Focus: The Computer Minds the Commuter

Published June 18, 2004  |  Phys. Rev. Focus 13, 26 (2004)  |  DOI: 10.1103/PhysRevFocus.13.26

Mechanical Restriction versus Human Overreaction Triggering Congested Traffic States

Hyun Keun Lee, Robert Barlovic, Michael Schreckenberg, and Doochul Kim

Published June 10, 2004
Figure 1
M. Schreckenberg/Univ. of Duisburg-Essen

World without end. A computer model for the formation of traffic jams mimics the real world when it assumes drivers anticipate what is about to happen. Driver behavior in previous models was harder to justify, say the researchers.

A new computer model of highway traffic flow that takes drivers’ expectations into account reproduces more real world traffic phenomena than any before it, say researchers publishing in the 11 June issue of PRL. The model gives virtual drivers the option of cruising cautiously or speeding forward optimistically based on what they think the car ahead is about to do. Previous models haven’t accounted for driver psychology in such a direct way. The new model could help improve real-time traffic forecasts, such as those German drivers consult before heading out onto the Autobahn.

As the amount of traffic data exploded in the early 1990s, researchers were surprised to find that traffic showed three phases, reminiscent of matter’s phases: Cars flow freely and quickly, with large gaps between them, like atoms in a gas, or they become jammed together like atoms in a solid. In between the two is the liquid-like, “synchronized” phase, in which cars are locked into an intermediate speed.

Statistical physics–which describes matter based on the behavior of many individual atoms–seemed a promising way to model traffic behavior.
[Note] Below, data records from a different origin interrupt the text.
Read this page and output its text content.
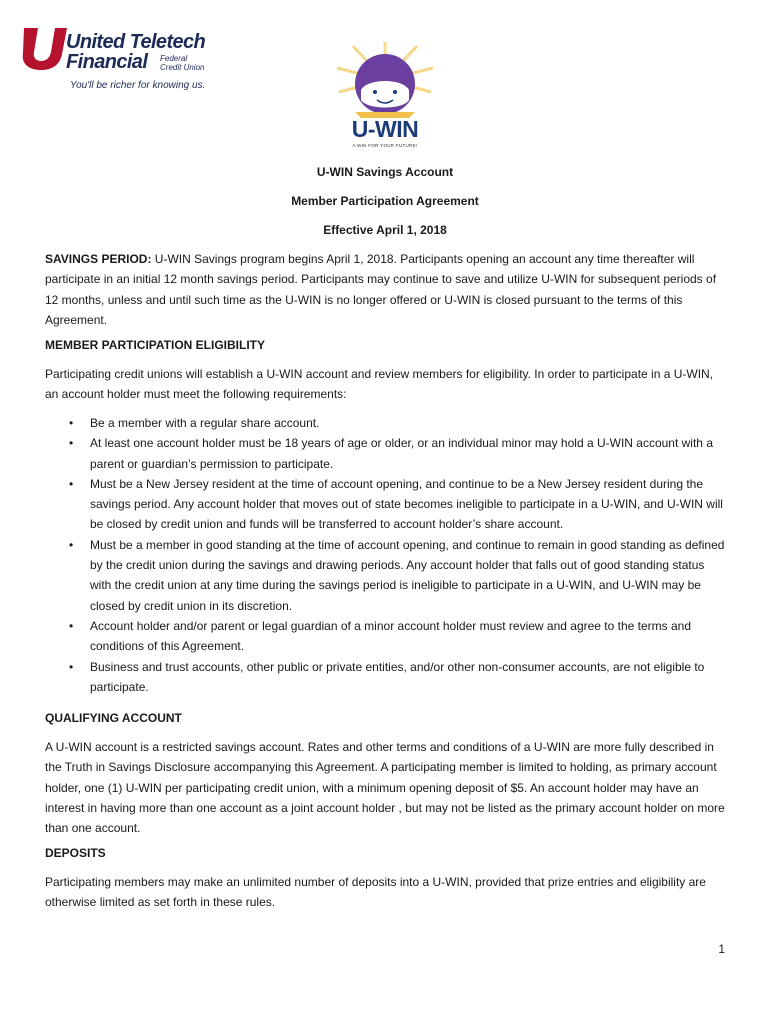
United Teletech
Financial Federal Credit Union
You'll be richer for knowing us.
U-WIN
A WIN FOR YOUR FUTURE!
U-WIN Savings Account
Member Participation Agreement
Effective April 1, 2018

SAVINGS PERIOD: U-WIN Savings program begins April 1, 2018. Participants opening an account any time thereafter will participate in an initial 12 month savings period. Participants may continue to save and utilize U-WIN for subsequent periods of 12 months, unless and until such time as the U-WIN is no longer offered or U-WIN is closed pursuant to the terms of this Agreement.

MEMBER PARTICIPATION ELIGIBILITY

Participating credit unions will establish a U-WIN account and review members for eligibility. In order to participate in a U-WIN, an account holder must meet the following requirements:

• Be a member with a regular share account.
• At least one account holder must be 18 years of age or older, or an individual minor may hold a U-WIN account with a parent or guardian’s permission to participate.
• Must be a New Jersey resident at the time of account opening, and continue to be a New Jersey resident during the savings period. Any account holder that moves out of state becomes ineligible to participate in a U-WIN, and U-WIN will be closed by credit union and funds will be transferred to account holder’s share account.
• Must be a member in good standing at the time of account opening, and continue to remain in good standing as defined by the credit union during the savings and drawing periods. Any account holder that falls out of good standing status with the credit union at any time during the savings period is ineligible to participate in a U-WIN, and U-WIN may be closed by credit union in its discretion.
• Account holder and/or parent or legal guardian of a minor account holder must review and agree to the terms and conditions of this Agreement.
• Business and trust accounts, other public or private entities, and/or other non-consumer accounts, are not eligible to participate.
QUALIFYING ACCOUNT

A U-WIN account is a restricted savings account. Rates and other terms and conditions of a U-WIN are more fully described in the Truth in Savings Disclosure accompanying this Agreement. A participating member is limited to holding, as primary account holder, one (1) U-WIN per participating credit union, with a minimum opening deposit of $5. An account holder may have an interest in having more than one account as a joint account holder , but may not be listed as the primary account holder on more than one account.

DEPOSITS

Participating members may make an unlimited number of deposits into a U-WIN, provided that prize entries and eligibility are otherwise limited as set forth in these rules.

1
In 1992 Michael Schreckenberg, of the University of Duisburg-Essen in Germany, and Kai Nagel, now of the Technical University of Berlin, successfully reproduced some traffic data using statistical physics concepts in a so-called cellular automata model [1]. Such models consist of points on a grid that change their state based on the properties of neighboring points, and in traffic models, the points represent cars. Researchers have by now constructed numerous variations on this model, but most reproduce just the free flow and jammed phases accurately, or include unrealistic assumptions such as infinitely fast braking, says Schreckenberg.

Schreckenberg and his colleagues added two new features into their latest version to make it more realistic. First, the simulated cars can’t change speeds instantly; braking must be gradual. Second, drivers “overreact” to local road conditions. If the car ahead of a driver has room to speed up, the driver speeds up in anticipation. If not, the driver remains at a lower speed. “That is what people really do,” explains Schreckenberg.

The team simulated a single-lane road with an on-ramp that has a traffic light, and they gradually increased the density of cars. With increasing density the model reproduced all three phases more faithfully than previous models, according to Schreckenberg. It also generated a convincing version of the transition from synchronized flow to a growing jam called the “pinch effect.” In this phenomenon, clusters of cars entering the busy road generate “waves” of slowed or stopped clusters along the main roadway. These waves propagate backward from the on-ramp and can eventually fuse into one long traffic jam. Other models have reproduced this effect, but they were based on contrived assumptions about driver behavior that were chosen mainly because they worked, says Schreckenberg. He believes his group’s “overreaction” behavior more accurately reflects real driver psychology. The result could help engineers improve traffic forecasts and improve control over traffic lights at on-ramps, he says.

James Banks, a transportation researcher at San Diego State University, points out that older traffic models–those before cellular automata–probably included driver reactions in other ways, and it makes sense to include them in newer models. “It is commendable that they are starting with a description of the driver, but, so far, it’s a pretty simplistic one.” Carroll Messer of Texas A&M University in College Station says the model should improve understanding of the causes of jams.

–JR Minkel

JR Minkel is a freelance science writer in New York City.


References

  1. K. Nagel and M. Schreckenberg, “A cellular automaton model for freeway traffic,” J. Phys. I (France) 2, 2221 (1992).